While Mosaic or Netscape was dominant, you could either stubbornly author your documents in accordance to the specification, or just adopt Netscape's extensions and have the most spankingly new pages without being sure everyone could actually read them. Usually, there was a middle ground between these two extremes that could ensure that your documents were both featured and accessible.

But now, you have a specification on one side and two popular implementations, neither of which agrees with the specification, while they don't even agree with each other.

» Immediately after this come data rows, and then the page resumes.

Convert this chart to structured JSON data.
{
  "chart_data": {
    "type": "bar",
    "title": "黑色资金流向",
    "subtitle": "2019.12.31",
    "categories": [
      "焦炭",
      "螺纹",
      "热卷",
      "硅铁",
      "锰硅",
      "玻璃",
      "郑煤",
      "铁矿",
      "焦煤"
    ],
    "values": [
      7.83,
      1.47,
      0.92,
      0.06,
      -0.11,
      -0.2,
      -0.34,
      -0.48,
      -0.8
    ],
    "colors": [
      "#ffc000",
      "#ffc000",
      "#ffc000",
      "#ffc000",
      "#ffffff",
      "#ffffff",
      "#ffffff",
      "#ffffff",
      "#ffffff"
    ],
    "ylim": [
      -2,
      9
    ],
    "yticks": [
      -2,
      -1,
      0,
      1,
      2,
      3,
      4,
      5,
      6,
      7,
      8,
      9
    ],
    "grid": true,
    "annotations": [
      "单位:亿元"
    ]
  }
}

In the mean time, the W3C (of which both Netscape and Microsoft are paying members) was developing its own advancements in HTML. Most of these, included in works such as HTML+ and HTML 3.0, were scrapped and never used in light of the advancements of Navigator and Explorer. Instead, the W3C published HTML 3.2, which tried to reflect the current state of HTML as presented in Navigator and Explorer at the time. More recently, the W3C published HTML 4.0, the latest HTML specification that features many advancements and covers most of the needs of today's Web authors.

So let's see where we, the authors of HTML documents, stand. We have a specification that allows us to do all the things we want to do, and this is great. However, a great percentage of our potential audience will be reading our documents using a browser that does not support most of the stuff in the specification, while it supports a whole host of other stuff not in the specification. And as if that wasn't enough, we have another browser, used by another great percentage of our audience, that understands different bits and introduces even more different bits.

The easy thing for me to do would be to teach you HTML 4.0. This would be great, but then you'd all come back whining because your documents don't work right with your browser. Another way is to teach you what Explorer and Navigator support. This is difficult, since they support different things, but feasible if you can strike the right balance. But there are other problems with this approach. We'll deal with those later on.

So, let's make a small recap: There are three specifications for HTML: 2.0, 3.2 and 4.0. None of these was ever supported by a widely popular browser. The most popular browsers today are Netscape Navigator and Microsoft Internet Explorer. The majority of other browsers are close enough to the specification so that you don't have to consider them a separate category. What we're looking for is a sure-fire way of authoring HTML documents that can be both powerful and accessible to the widest possible audience.

Before we find an answer to this question, let's look at how SGML fits into this picture. SGML, as I have mentioned previously, is a markup language that defines markup languages.